Frankfort, Ky. (January 18, 2024) -- Secretary of State Michael Adams provided the following remarks today to the House Committee on Elections, Constitutional Amendments, and Intergovernmental Affairs:

Thanks for letting me speak to you today about the state of Kentucky’s elections and my recommendations to you for this legislative session.

First, let me thank you for being good partners. Over the past 4 years, our Commonwealth has received attention and praise nationally, and even internationally, for how we conduct our elections. You deserve a great deal of the credit for this, for 2 reasons: One, you have worked well with me and my staff, and with each other across party lines, in good faith and in pursuit of common goals of voter access and election integrity. Two, unlike legislators in some other states, you have acted rationally, and have been driven by facts rather than outlandish conspiracy theories.

My first request of you is to not go backwards. It would be catastrophic, going into a presidential election, with very high turnout anticipated, to take away 3 of our 4 voting days. It will be challenge enough to shoehorn an expected 2 million voters into 4 days; I don’t know how we would fit this many voters into 1 day, without major problems.

Beyond defending our gains, we can continue to improve the election process. In the last biennial budget, you were generous in allocating higher base funding for elections, plus a specific appropriation for upgrading election equipment. Thanks to you, this past November, every single vote in Kentucky was cast on a paper ballot. I’ve found that regardless where a voter falls on the political spectrum, voters love, and trust, paper ballots. By eliminating electronic voting machines and transitioning to paper ballots counted by optical scanners, you’ve given Kentucky the best of both worlds: the speed of a quick count, and the security of a paper trail.

How can we improve the voting experience in 2024? I’d say the most important thing you can do is align this increased funding with performance by election officials. Let me give you an example. In November of 2022, during an election with everything on the ballot from U.S. Senate, to U.S. House, to General Assembly, to county offices, to municipal offices, to judgeships at every level, to 2 constitutional amendments, Carroll County, with 11 precincts, closed 10 precincts and gave its voters only 1 place to vote in the entire county. The following week, the county got a check from you, in an amount based on its number of precincts. We shouldn’t pay the counties for voting locations they don’t open. We should alter the funding formula that allocates funding by precinct and base these allocations on number of registered voters. This would remove the incentive to inflate the number of precincts, close the polls, and take the check.

There is more we can do on election integrity as well. Kentucky runs clean elections. On the rare occasion that there is cheating, it is caught and prosecuted.
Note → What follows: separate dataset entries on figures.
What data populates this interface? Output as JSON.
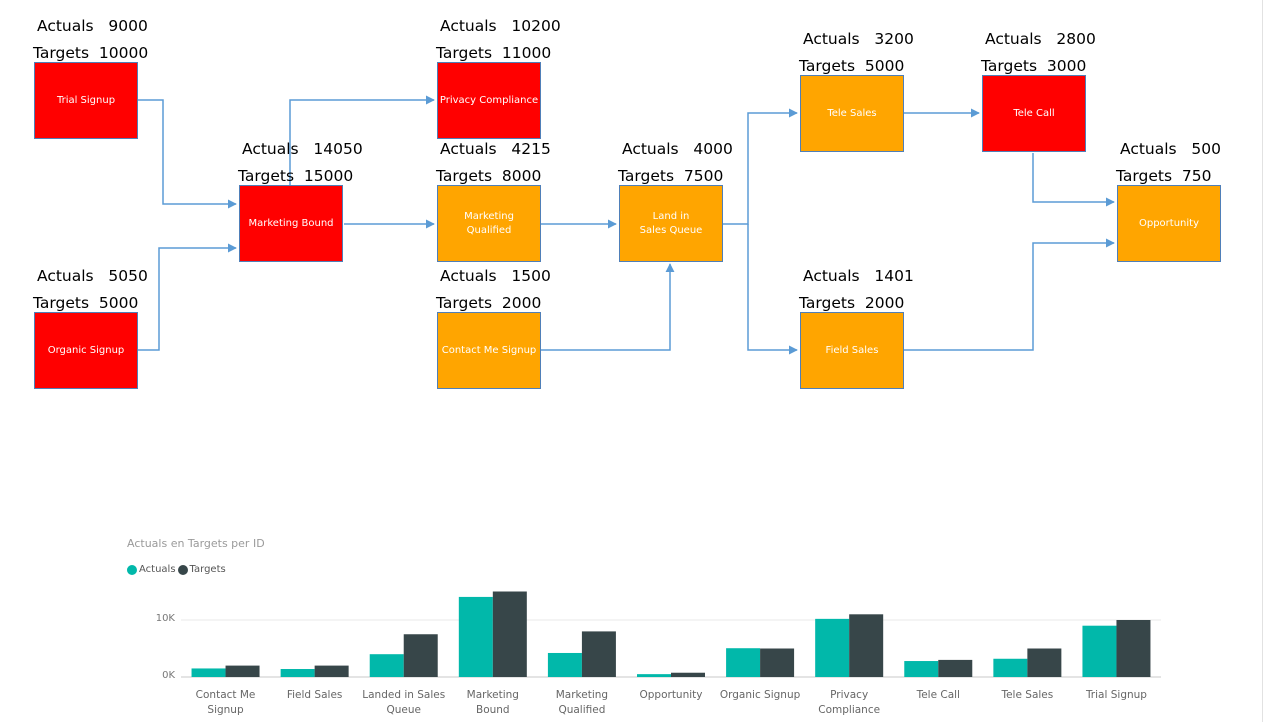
{
  "diagram": {
    "actuals_prefix": "Actuals",
    "targets_prefix": "Targets",
    "nodes": [
      {
        "id": "trial",
        "label": "Trial Signup",
        "actuals": "9000",
        "targets": "10000",
        "color": "#ff0000"
      },
      {
        "id": "organic",
        "label": "Organic Signup",
        "actuals": "5050",
        "targets": "5000",
        "color": "#ff0000"
      },
      {
        "id": "mbound",
        "label": "Marketing Bound",
        "actuals": "14050",
        "targets": "15000",
        "color": "#ff0000"
      },
      {
        "id": "privacy",
        "label": "Privacy Compliance",
        "actuals": "10200",
        "targets": "11000",
        "color": "#ff0000"
      },
      {
        "id": "mqual",
        "label": "Marketing\nQualified",
        "actuals": "4215",
        "targets": "8000",
        "color": "#ffa500"
      },
      {
        "id": "contact",
        "label": "Contact Me Signup",
        "actuals": "1500",
        "targets": "2000",
        "color": "#ffa500"
      },
      {
        "id": "landq",
        "label": "Land in\nSales Queue",
        "actuals": "4000",
        "targets": "7500",
        "color": "#ffa500"
      },
      {
        "id": "telesales",
        "label": "Tele Sales",
        "actuals": "3200",
        "targets": "5000",
        "color": "#ffa500"
      },
      {
        "id": "telecall",
        "label": "Tele Call",
        "actuals": "2800",
        "targets": "3000",
        "color": "#ff0000"
      },
      {
        "id": "fieldsales",
        "label": "Field Sales",
        "actuals": "1401",
        "targets": "2000",
        "color": "#ffa500"
      },
      {
        "id": "opportunity",
        "label": "Opportunity",
        "actuals": "500",
        "targets": "750",
        "color": "#ffa500"
      }
    ]
  },
  "chart_data": {
    "type": "bar",
    "title": "Actuals en Targets per ID",
    "categories": [
      "Contact Me\nSignup",
      "Field Sales",
      "Landed in Sales\nQueue",
      "Marketing\nBound",
      "Marketing\nQualified",
      "Opportunity",
      "Organic Signup",
      "Privacy\nCompliance",
      "Tele Call",
      "Tele Sales",
      "Trial Signup"
    ],
    "series": [
      {
        "name": "Actuals",
        "color": "#01b8aa",
        "values": [
          1500,
          1401,
          4000,
          14050,
          4215,
          500,
          5050,
          10200,
          2800,
          3200,
          9000
        ]
      },
      {
        "name": "Targets",
        "color": "#374649",
        "values": [
          2000,
          2000,
          7500,
          15000,
          8000,
          750,
          5000,
          11000,
          3000,
          5000,
          10000
        ]
      }
    ],
    "yticks": [
      {
        "value": 0,
        "label": "0K"
      },
      {
        "value": 10000,
        "label": "10K"
      }
    ],
    "ylim": [
      0,
      16000
    ],
    "legend": "top-left",
    "grid": true
  }
}
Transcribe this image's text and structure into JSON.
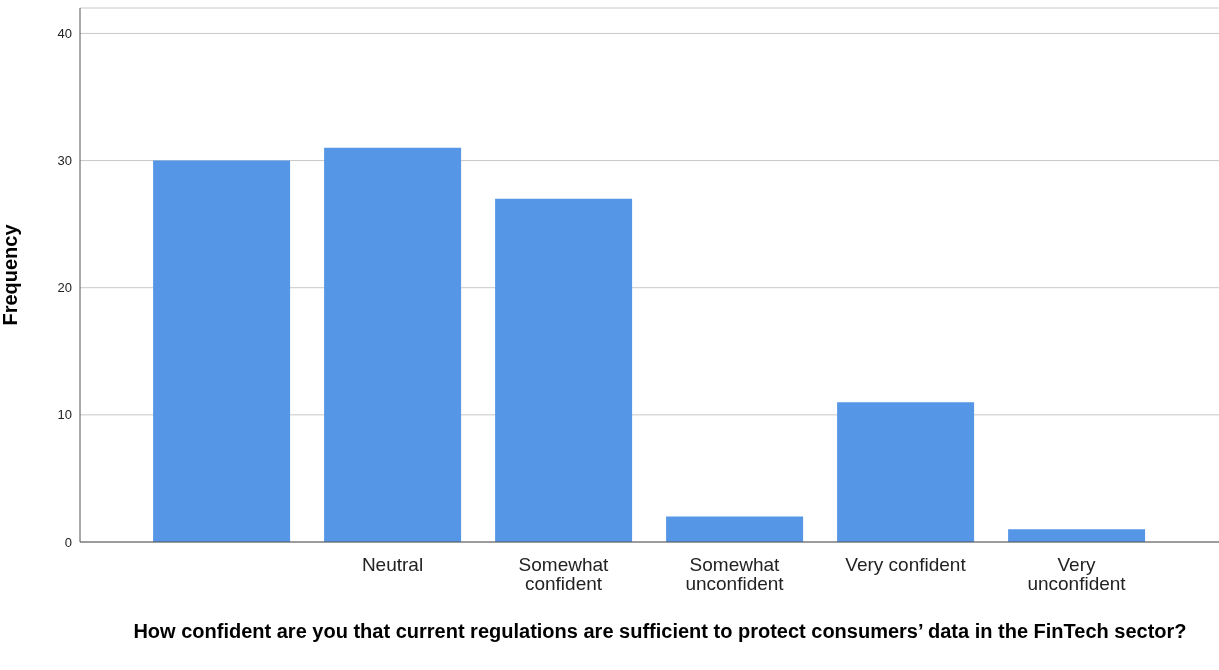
{
  "chart_data": {
    "type": "bar",
    "xlabel": "How confident are you that current regulations are sufficient to protect consumers’ data in the FinTech sector?",
    "ylabel": "Frequency",
    "categories": [
      null,
      "Neutral",
      "Somewhat confident",
      "Somewhat unconfident",
      "Very confident",
      "Very unconfident"
    ],
    "values": [
      30,
      31,
      27,
      2,
      11,
      1
    ],
    "color": "#5596e6",
    "ylim": [
      0,
      42
    ],
    "yticks": [
      0,
      10,
      20,
      30,
      40
    ],
    "grid": "y",
    "legend": false
  }
}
Asking for additional measures is not a concession that our elections are not secure. But we do need to make constant improvements just to keep up with the state of play. Let me give you an example.

Kentucky, pursuant to a federal court order, has belonged to the Electronic Registration Information Center, or ERIC, since before I took office. We have used ERIC membership to improve election integrity in 2 ways. One, it has enabled states to trade information on what voters have moved elsewhere and re-registered elsewhere, so we don’t have double-voting. Two, ERIC has gotten access to federal databases such as the social security master death index, and shared those with member states. Since I took office, we have removed over 350,000 voters who have moved away, passed away, or been put away. We have 3.5 million registered voters, so that’s about 10 percent of the voter file, a massive proportion.

My goal here is not for you to direct me to stay in ERIC, or to quit. My goal here is to ask you to clearly authorize me in law to seek access to such information through other methods, such as direct agreements with federal agencies and with other state election offices. Unfortunately, ERIC has been politicized, and we need a plan B in order to get information from states that have quit their membership. Most of the ingress to and egress from Kentucky comes from and goes to our surrounding states, plus Florida and Texas. Florida, Texas, Missouri, Tennessee, Virginia, West Virginia, Ohio and Indiana all have recently quit ERIC, or haven’t been members of ERIC, so I need a clearly authorized away to get information from them as I can’t get it now through ERIC.

None of my requests constitutes a major change in our election laws. I’m not a reactionary, nor a liberal; I’m a conservative. Conservatives welcome change, so long as it comes at a pace that society can process it. I’m proud of the reforms we’ve made, together, to our election process; I believe we should give our voters time to acclimate to these major changes before we make more. On the whole, I think we’re in a pretty good place. Thank you, and I welcome your questions and comments.